Ce pour quoi les photos ne vous préparent pas, c’est l’échelle mariée à la précision. Chaque panneau est différent. Chaque figure sculptée a un geste spécifique, une signification spécifique dans le système iconographique. J’ai passé quarante minutes sur une seule section de galerie en essayant de suivre l’histoire de la quête du prince Sudhana auprès de cinquante-trois maîtres. Je n’ai pas réussi, mais l’effort a semblé être le bon type d’attention.

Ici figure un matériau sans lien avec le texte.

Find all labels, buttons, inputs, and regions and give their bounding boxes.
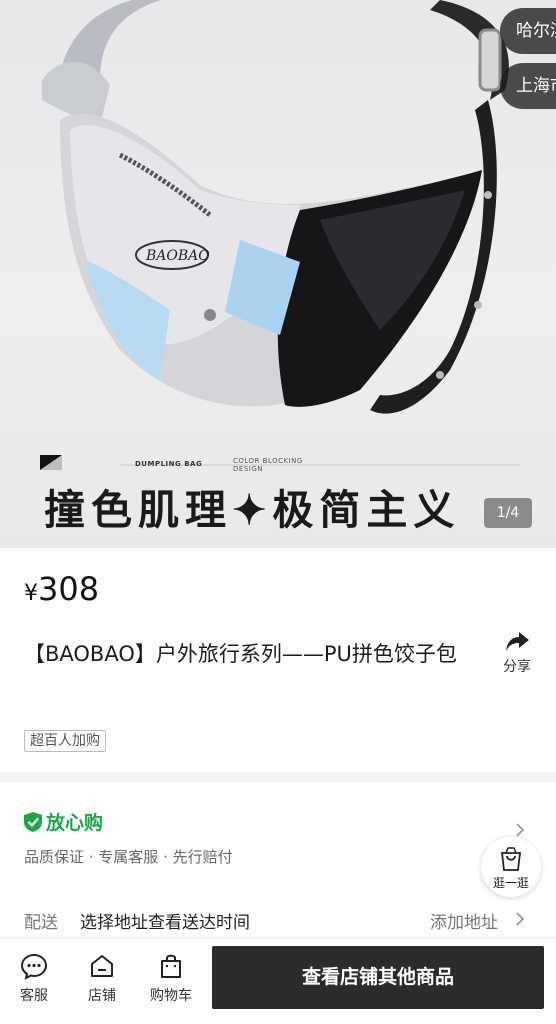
- price-value: 308: [38, 570, 100, 608]
- price: ¥308: [24, 570, 99, 608]
- location-pill-1[interactable]: 哈尔滨: [500, 8, 556, 54]
- cart-bag-icon: [161, 954, 181, 978]
- chevron-right-icon[interactable]: [514, 911, 526, 927]
- cart-button[interactable]: 购物车: [146, 952, 196, 1005]
- browse-label: 逛一逛: [492, 876, 529, 890]
- browse-floating-button[interactable]: 逛一逛: [481, 837, 541, 897]
- share-button[interactable]: 分享: [494, 630, 540, 676]
- add-address-link[interactable]: 添加地址: [430, 908, 498, 933]
- bag-logo-text: BAOBAO: [145, 248, 210, 264]
- section-divider: [0, 772, 556, 782]
- banner-headline: 撞色肌理✦极简主义: [44, 486, 461, 534]
- shopping-bag-icon: [500, 847, 522, 871]
- banner-subtitle: DUMPLING BAG: [135, 460, 203, 468]
- share-icon: [506, 632, 529, 651]
- bottom-action-bar: 客服 店铺 购物车 查看店铺其他商品: [0, 937, 556, 1024]
- product-title: 【BAOBAO】户外旅行系列——PU拼色饺子包: [24, 642, 457, 666]
- customer-service-button[interactable]: 客服: [9, 952, 59, 1005]
- delivery-label: 配送: [24, 913, 58, 933]
- assurance-subtitle: 品质保证 · 专属客服 · 先行赔付: [24, 848, 233, 866]
- delivery-value[interactable]: 选择地址查看送达时间: [80, 908, 250, 933]
- view-store-products-button[interactable]: 查看店铺其他商品: [212, 946, 544, 1009]
- customer-service-label: 客服: [20, 988, 48, 1004]
- banner-tagline: COLOR BLOCKING DESIGN: [233, 457, 303, 473]
- store-label: 店铺: [88, 988, 116, 1004]
- product-image-carousel[interactable]: BAOBAO DUMPLING BAG COLOR BLOCKING DESIG…: [0, 0, 556, 548]
- location-pill-2[interactable]: 上海市: [500, 63, 556, 109]
- cart-label: 购物车: [150, 988, 192, 1004]
- store-button[interactable]: 店铺: [77, 952, 127, 1005]
- assurance-section[interactable]: 放心购: [24, 808, 103, 835]
- popularity-badge: 超百人加购: [24, 730, 106, 752]
- store-icon: [91, 955, 113, 977]
- currency-symbol: ¥: [24, 581, 38, 606]
- chat-bubble-icon: [20, 953, 48, 980]
- image-counter: 1/4: [484, 498, 532, 528]
- assurance-title: 放心购: [46, 812, 104, 834]
- share-label: 分享: [503, 659, 531, 675]
- shield-check-icon: [24, 811, 42, 832]
- chevron-right-icon[interactable]: [514, 822, 526, 838]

Un moine en robe orange marchant lentement le long des galeries de bas-reliefs sculptés de Borobudur dans l'heure dorée juste après le lever du soleil

La région environnante mérite une demi-journée d’exploration plus lente. Le village de Borobudur lui-même a un marché le samedi matin qui vend les kue jajanan pasar au doux parfum — bonbons au sucre de palme, gâteaux de riz cuits à la vapeur enveloppés dans des feuilles de bananier, tempé frit avec un glaçage au piment. Les champs entre le village et le complexe du temple cultivent la salak et le tabac en rangées alternées, et en fin d’après-midi la lumière tombe basse et dorée sur les rizières d’une manière qui explique pourquoi ce plateau particulier a été choisi pour le monument. La géographie se sentait déjà sacrée avant qu’une seule pierre ne soit posée.

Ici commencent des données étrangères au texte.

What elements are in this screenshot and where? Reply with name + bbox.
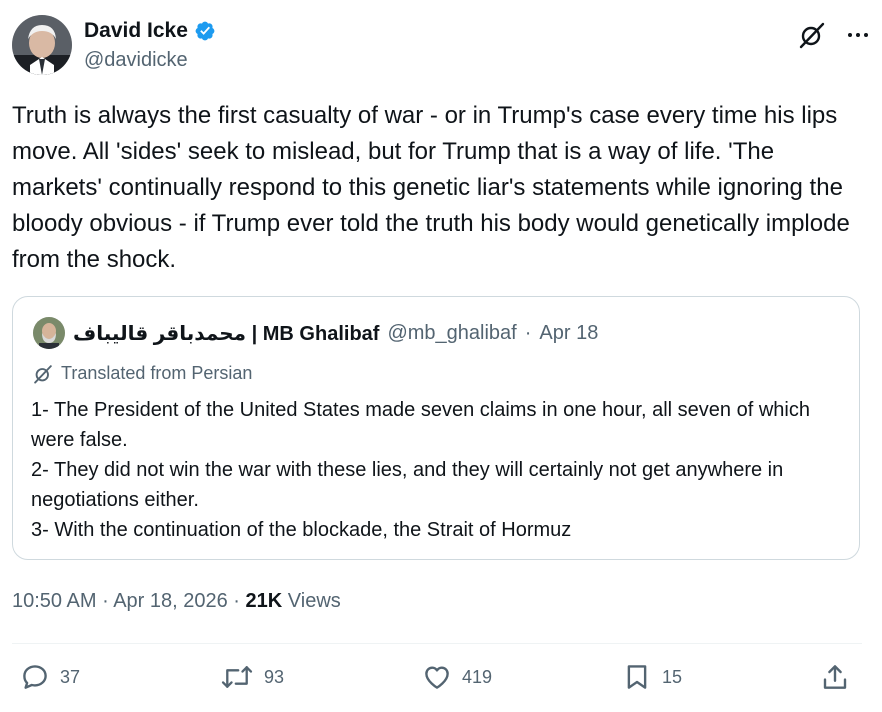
reply-count: 37 — [60, 666, 81, 687]
author-avatar[interactable] — [12, 15, 72, 75]
repost-button[interactable]: 93 — [220, 662, 284, 692]
tweet-header: David Icke @davidicke — [12, 15, 870, 77]
bookmark-icon — [627, 665, 647, 689]
quoted-author-handle: @mb_ghalibaf — [387, 321, 517, 344]
quoted-line: 3- With the continuation of the blockade… — [31, 519, 572, 541]
divider — [12, 643, 862, 644]
views-label: Views — [287, 590, 341, 612]
like-button[interactable]: 419 — [422, 662, 492, 692]
quoted-line: 2- They did not win the war with these l… — [31, 459, 784, 511]
grok-icon[interactable] — [798, 21, 826, 49]
repost-icon — [221, 666, 253, 688]
tweet-time[interactable]: 10:50 AM — [12, 590, 97, 612]
quoted-text: 1- The President of the United States ma… — [31, 395, 843, 545]
quoted-separator: · — [524, 321, 532, 344]
grok-icon — [34, 364, 52, 383]
tweet-date[interactable]: Apr 18, 2026 — [113, 590, 228, 612]
verified-badge-icon — [194, 20, 216, 42]
like-count: 419 — [462, 666, 493, 687]
author-name[interactable]: David Icke — [84, 19, 188, 43]
repost-count: 93 — [264, 666, 285, 687]
more-icon[interactable] — [846, 23, 870, 47]
reply-icon — [23, 665, 47, 689]
translation-note: Translated from Persian — [33, 363, 252, 384]
views-count: 21K — [245, 590, 283, 612]
share-button[interactable] — [820, 662, 850, 692]
heart-icon — [425, 666, 449, 689]
tweet-meta: 10:50 AM · Apr 18, 2026 · 21K Views — [12, 590, 341, 612]
tweet-text: Truth is always the first casualty of wa… — [12, 102, 850, 273]
share-icon — [823, 665, 847, 689]
quoted-line: 1- The President of the United States ma… — [31, 399, 810, 451]
quoted-date: Apr 18 — [539, 321, 599, 344]
bookmark-button[interactable]: 15 — [622, 662, 682, 692]
quoted-author-name: محمدباقر قالیباف | MB Ghalibaf — [73, 322, 380, 345]
quoted-tweet[interactable]: محمدباقر قالیباف | MB Ghalibaf @mb_ghali… — [12, 296, 860, 560]
bookmark-count: 15 — [662, 666, 683, 687]
author-handle[interactable]: @davidicke — [84, 49, 188, 72]
reply-button[interactable]: 37 — [20, 662, 80, 692]
quoted-author-avatar — [33, 317, 65, 349]
translated-label: Translated from Persian — [61, 363, 253, 383]
action-bar: 37 93 419 15 — [20, 662, 856, 698]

Quand y aller : Arrivez en saison sèche (mai à septembre) pour des vues dégagées sur l’horizon volcanique depuis la plateforme supérieure. Réservez le billet d’entrée au lever du soleil à l’avance — il se vend en quelques semaines en juillet et août. Le monument ouvre au public général à sept heures et demie, mais le créneau du lever du soleil vous permet d’entrer avant six heures et la qualité de la lumière à cette heure rend tout le reste compensatoire.